During the Second World War, planes were shot down. We know that. However, to effectively use resources, the Allies analyzed the areas that were most hit. In doing that, they began to reinforce those before battle. However, a very smart statistician, Abraham Wald, argues that the cockpit, engines, and back were instead more important. Why? The data said otherwise? Almost like an ML model that one could train and tell to "reinforce parts," the model was biased! Turns out, many of the planes that did return were the only few to survive. So, the real issue was the one that never returned! As Wald found, anything hit in the back, engine, or cockpit would not survive. So, using intuition, some common sense, and looking outside the given data, he was able to fix the bias. This was a clever way to avoid selection bias.
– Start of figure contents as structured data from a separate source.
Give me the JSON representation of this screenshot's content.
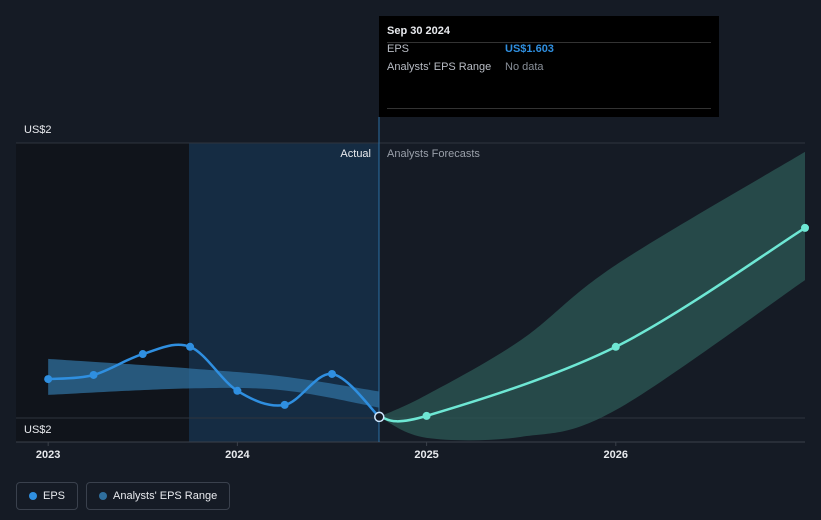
{
  "chart_data": {
    "type": "line",
    "xlim": [
      2022.83,
      2027.0
    ],
    "xticks": [
      2023,
      2024,
      2025,
      2026
    ],
    "ylim": [
      1.53,
      2.4
    ],
    "yticks": [
      {
        "value": 2.4,
        "label": "US$2"
      },
      {
        "value": 1.6,
        "label": "US$2"
      }
    ],
    "grid": true,
    "divider_labels": [
      "Actual",
      "Analysts Forecasts"
    ],
    "series": [
      {
        "name": "EPS",
        "color": "#2f8fe0",
        "x": [
          2023.0,
          2023.24,
          2023.5,
          2023.75,
          2024.0,
          2024.25,
          2024.5,
          2024.75
        ],
        "values": [
          1.713,
          1.725,
          1.786,
          1.807,
          1.679,
          1.638,
          1.728,
          1.603
        ]
      }
    ],
    "forecast": {
      "color": "#6ee7d4",
      "x": [
        2024.75,
        2025.0,
        2026.0,
        2027.0
      ],
      "values": [
        1.603,
        1.606,
        1.807,
        2.153
      ]
    },
    "ranges": [
      {
        "name": "Analysts' EPS Range",
        "color": "#2f6f9e",
        "x": [
          2023.0,
          2023.75,
          2024.25,
          2024.75
        ],
        "high": [
          1.772,
          1.744,
          1.72,
          1.677
        ],
        "low": [
          1.667,
          1.686,
          1.68,
          1.63
        ]
      }
    ],
    "forecast_range": {
      "color": "#2c5a56",
      "x": [
        2024.75,
        2025.0,
        2025.5,
        2026.0,
        2027.0
      ],
      "high": [
        1.603,
        1.667,
        1.827,
        2.045,
        2.374
      ],
      "low": [
        1.603,
        1.542,
        1.545,
        1.623,
        2.001
      ]
    }
  },
  "tooltip": {
    "date": "Sep 30 2024",
    "rows": [
      [
        "EPS",
        "US$1.603"
      ],
      [
        "Analysts' EPS Range",
        "No data"
      ]
    ]
  }
}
And that's an example of looking beyond accuracy numbers! Data isn't just numbers, it is real results. To remember that and to truly interpret it can save a lot of work and pain, making it more effective and useful as a process. So, look beyond the numbers.

Although there are plenty more, I'll highlight one last one- communication. Unfortunately, the world doesn't totally speak data science. You can ramble about your groupbys, your SVMs and your SGD models, but not everyone gets that. At the end of the day, the purpose of our work is to solve problems. That means understanding them conceptually, and more importantly, being able to present them to people who care.

So what can you do to stay away from that? Well, as Analytics Vidhya once again advises, try explaining your work to someone non-technical! Show them what everything really means. Nobody outside of your field really cares about how you've reset the index or changed data types. So be personal, be real, and dive into meaning.

And that's pretty much all from me! Obviously, there's a lot more out there, so feel free to roam the interwebs for advice: it's got plenty.